Downtown beaches [photo]
Necochea's downtown beaches boast fine sand, easy access and plenty of services for beachgoers. Beach clubs known as balnearios line this stretch of sand that borders Avenida 2. These clubs offer a variety of services including umbrella and cabana rentals, restaurants, snack bars, volleyball courts, etc. While the downtown beaches provide the most in the way of amenities, they are also the most crowded (though nowhere near as packed as the beaches in Mar del Plata, for example).
Playa de los Patos [photos]
This stretch of beach located in Necochea, adjacent to the Escollera Sur, offers easy access to the jetty for those who would rather go fishing than work on their tans.
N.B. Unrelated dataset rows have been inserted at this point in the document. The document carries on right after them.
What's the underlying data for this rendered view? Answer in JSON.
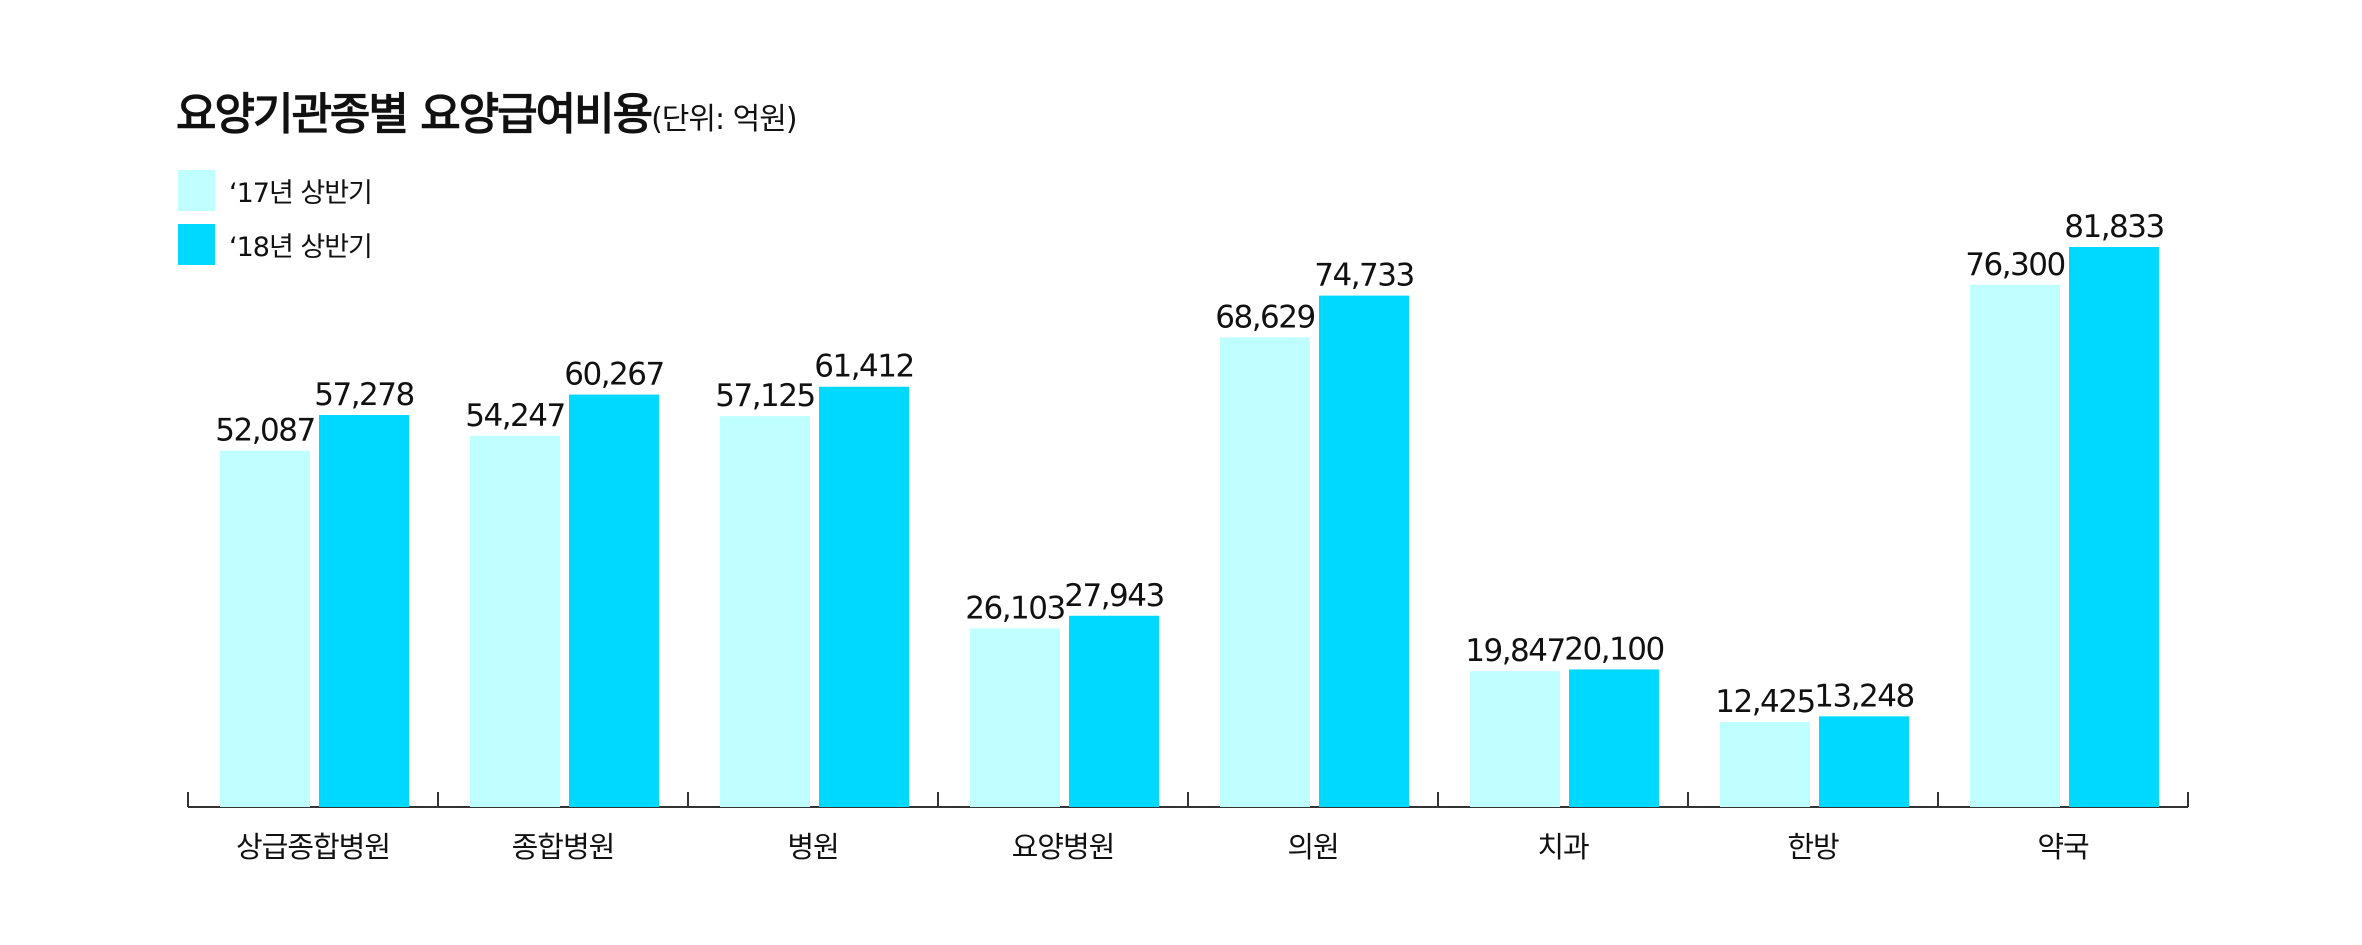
{
  "chart_data": {
    "type": "bar",
    "title": "요양기관종별 요양급여비용",
    "unit": "(단위: 억원)",
    "xlabel": "",
    "ylabel": "",
    "ylim": [
      0,
      81833
    ],
    "grid": false,
    "legend_position": "top-left",
    "categories": [
      "상급종합병원",
      "종합병원",
      "병원",
      "요양병원",
      "의원",
      "치과",
      "한방",
      "약국"
    ],
    "series": [
      {
        "name": "‘17년 상반기",
        "color": "#c0ffff",
        "values": [
          52087,
          54247,
          57125,
          26103,
          68629,
          19847,
          12425,
          76300
        ]
      },
      {
        "name": "‘18년 상반기",
        "color": "#00d9ff",
        "values": [
          57278,
          60267,
          61412,
          27943,
          74733,
          20100,
          13248,
          81833
        ]
      }
    ]
  }
}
Visitors can also check out the sea lion colony that makes its home on the other side of the jetty. Though still somewhat centrally-located, this beach never gets too crowded, but it doesn't offer much in the way of services.
Monte Pasuvio/La Hélice [photos]
Popular with surfers and sunbathers, this stretch of beach in Quequén gets my vote as the best spot in the area to catch some rays and play in the frothy waves of the Atlantic. Plop down on a towel or in a chair on the broad, sandy beach, and watch the surfers ride the waves against the backdrop of the jetties and the port. Monte Pasuvio features a couple of small beach clubs that offer umbrella and cabana rentals and a bite to eat.
This beach received its name from the wreckage of the Italian steamship Monte Pasuvio, which shipwrecked in the midst of a terrible storm on April 1, 1924. The ship's propeller and a portion of the hull remain visible amid the breaking waves.
Bahía de los Vientos [photos]
The rusted-out, hulking remains of the Pesuarsa II, a mysterious-looking ship that lies stranded on the coast, easily lay claim to the most recognizable symbol of Bahía de los Vientos. The rocky beaches and cliffs in this area don't exactly lend themselves to sunbathing and swimming, but you're sure to find plenty of tourists snapping photos, examining the wreckage of the former fishing vessel, and hunting for shells and pebbles.
Costa Bonita [photos]
Just six miles (10 km) north of Quequén, you'll find yourself in the aptly named Costa Bonita ["Pretty Coast"]. This spot lies a bit further off the beaten path, so even in high season it maintains a sense of tranquility. The desert-like dunes make for some fun exploration, and beachcombers are sure to find something interesting on this pebble-filled beach. The balcony at Hostería Costa Bonita, one of the few places to stay in the Quequén area, provides a sweeping view of the beaches and Necochea in the distance.